Envoys: Approve free trade with S. Korea
Accord signals U.S. commitment to Asia
James R. Lilley, Donald Gregg, James T. Laney, Stephen W. Bosworth and Thomas C. Hubbard
August 13, 2007
On June 30, U.S. and Korean representatives signed the most significant free-trade agreement since NAFTA -- the U.S.-Korea FTA, known as KORUS. As former ambassadors to the Republic of Korea, we know that KORUS will not only bolster bilateral trade and investment ties but also reinforce our countries' important political and security partnership at a time of dramatic change in Asia.
In dollar terms, the scale of this agreement is enormous. With two-way trade totaling $78 billion last year, Korea is our seventh-largest trading partner. KORUS will effectively become the third-largest free trade area in the world -- exceeded only by the European Union and NAFTA -- and set new standards for bilateral trade agreements. Nearly 95 percent of bilateral trade in manufactured products will become duty free in three years as will two-thirds of U.S. agricultural exports.
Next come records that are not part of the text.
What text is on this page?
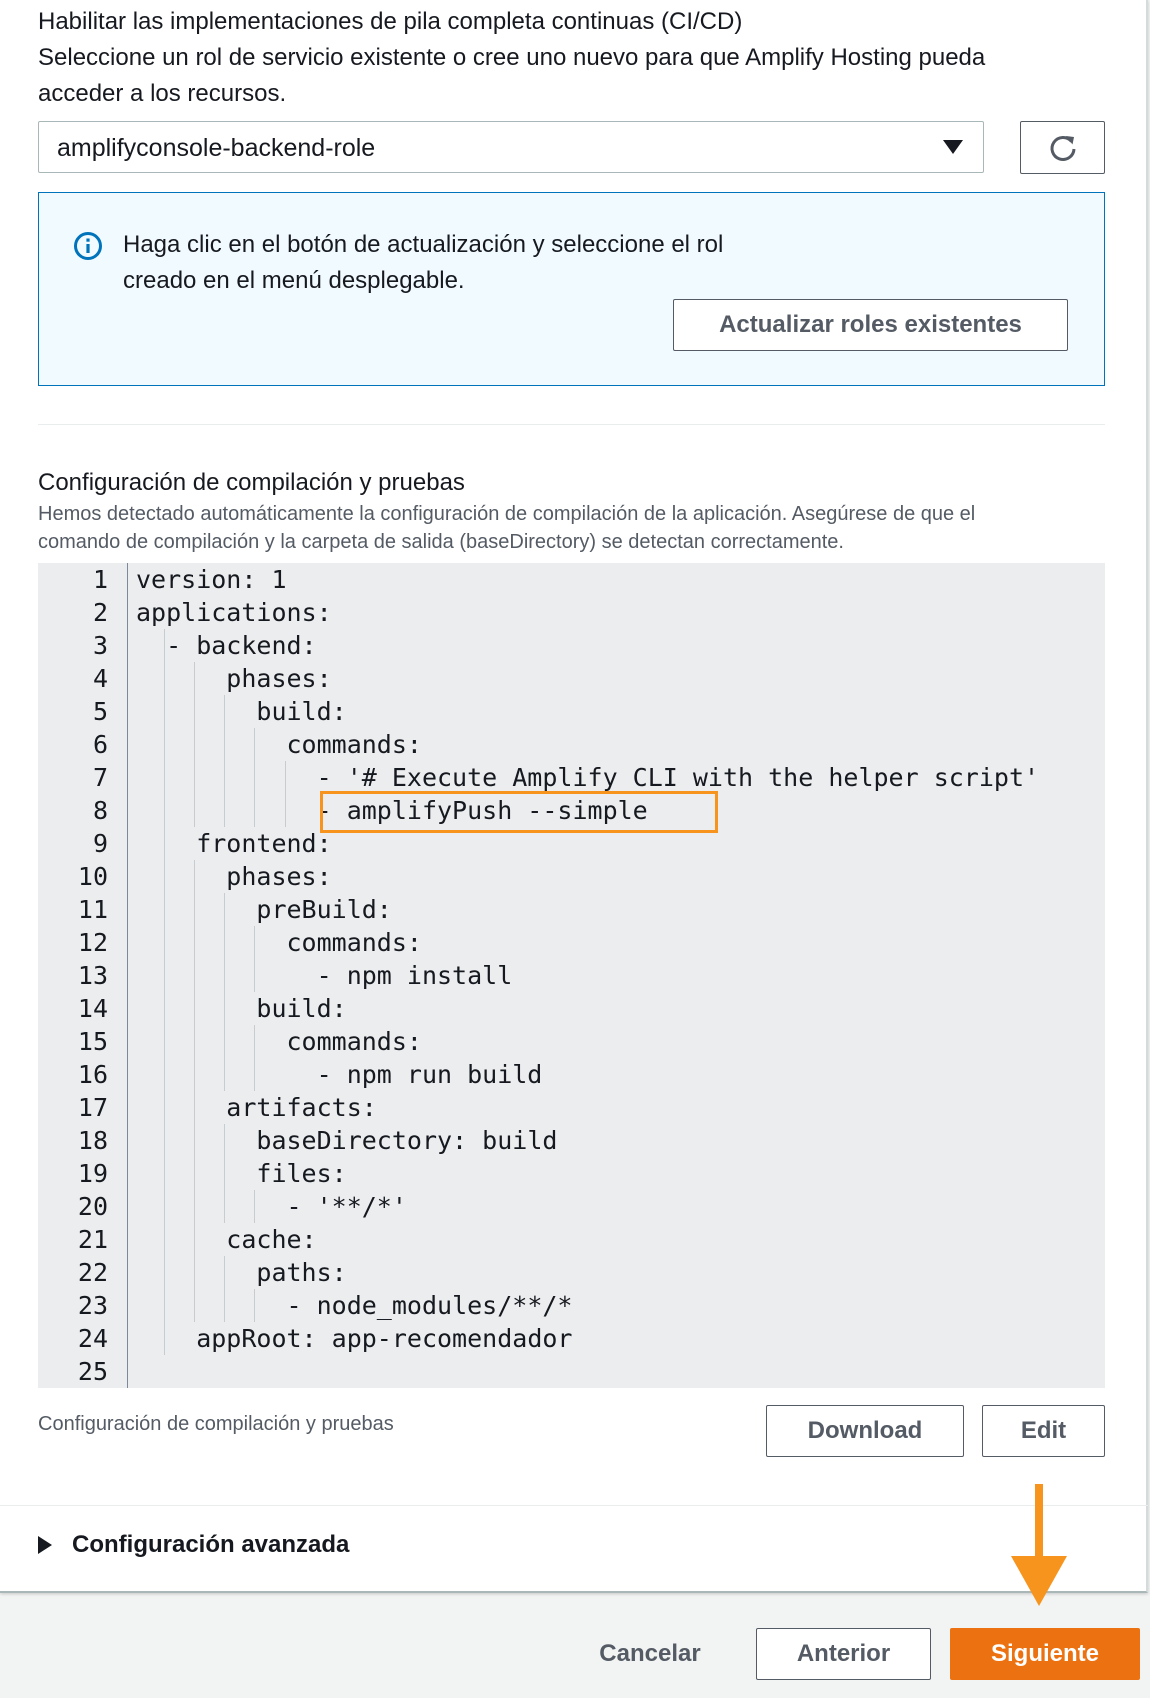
Habilitar las implementaciones de pila completa continuas (CI/CD)
Seleccione un rol de servicio existente o cree uno nuevo para que Amplify Hosting pueda
acceder a los recursos.
amplifyconsole-backend-role
Haga clic en el botón de actualización y seleccione el rol
creado en el menú desplegable.
Actualizar roles existentes
Configuración de compilación y pruebas
Hemos detectado automáticamente la configuración de compilación de la aplicación. Asegúrese de que el
comando de compilación y la carpeta de salida (baseDirectory) se detectan correctamente.
1 version: 1
2 applications:
3 - backend:
4	phases:
5	build:
6	commands:
7	- '# Execute Amplify CLI with the helper script'
8	- amplifyPush --simple
9	frontend:
10	phases:
11	preBuild:
12	commands:
13	- npm install
14	build:
15	commands:
16	- npm run build
17	artifacts:
18	baseDirectory: build
19	files:
20	- '**/*'
21	cache:
22	paths:
23	- node_modules/**/*
24	appRoot: app-recomendador
25
Configuración de compilación y pruebas	Download	Edit
Configuración avanzada
Cancelar	Anterior	Siguiente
Whereas the United States has been one of the world's most open markets, Korea has until recently been one of the most closed in the industrialized world. American exporters of industrial and farm products who have long struggled to compete in Korea, therefore, have much to gain from the elimination of Korea's relatively high tariffs and complex non-tariff barriers.
The agreement also gives important new rights and protections to U.S. investors and service industries. KORUS provides U.S. financial service companies the right to full ownership of banks, insurance companies and other financial businesses in Korea and establishes rules that will allow them to compete effectively. It also provides increased access to U.S. express service companies and expands opportunities for U.S. studios to sell television programs and films to Korea.
The political and strategic arguments for this agreement are equally compelling.
Now the world's 12th-largest economy, the Republic of Korea is a vibrant democracy whose standards in the areas of labor and environmental protection are equal to our own. Korea has provided valuable economic and military support in Vietnam, the Middle East and Afghanistan.
The trade agreement will complement our military alliance, which continues to deter North Korean aggression as we seek to deal with its nuclear-weapons program and build a broader peace on the divided Peninsula. More broadly, KORUS will underscore our nation's commitment to preserve our leadership in the Asia-Pacific region, the world's most dynamic center of economic activity.
The economies of East Asia are rapidly integrating, with such countries as China, Japan, Korea and India now trading with each other more than they are with the rest of the world. Moreover, they are actively pursuing bilateral and regional free-trade arrangements that could leave the U.S. on the outside if we do not remain engaged. The agreement with Korea will help ensure that the U.S. remains an insider as Asian economies continue to grow and join forces. U.S. exporters, service providers and investors will have preferential access to Korea's market and an important base for business with the rest of the region. At the same time, Korea's preferential access to the U.S. market could be a powerful incentive for others in the region, such as Japan, to open their markets to the United States with free-trade agreements as comprehensive as KORUS.
For all of these reasons, we urge Congress to act quickly to approve this agreement when it is ready for submission this fall. We are well aware that certain American industries feel they are not getting all that they desire in terms of KORUS benefits.
However, the overall U.S. economy will benefit hugely from KORUS, and we urge all Americans to support this agreement and not let the pursuit of elusive perfection become the enemy of the good.
For more than 50 years, the United States' political and economic commitment to Asia has contributed to the region's stability and prosperity. Nowhere has our engagement been more positive than with the Republic of Korea, which with our help rose from the ruins of the Korean War to become a vibrant democracy and one of the largest economies in the world. The accord with Korea will strengthen America's relationship with a longtime ally and enhance our presence and influence in the region. We are convinced that America, for its own sake, must remain a leader in Asia. Ratification of this agreement is one way of ensuring that our engagement with the world's fastest-growing region will support our fundamental security and economic interests into the future.
James R. Lilley was U.S. ambassador to Korea from 1986-1989. Donald Gregg was ambassador to Korea from 1989-1993. James T. Laney was ambassador to Korea from 1993-1997. Stephen W. Bosworth was ambassador to Korea, from 1997-2001. Thomas C. Hubbard was ambassador to Korea from 2001-2004. They wrote this commentary for the Orlando Sentinel.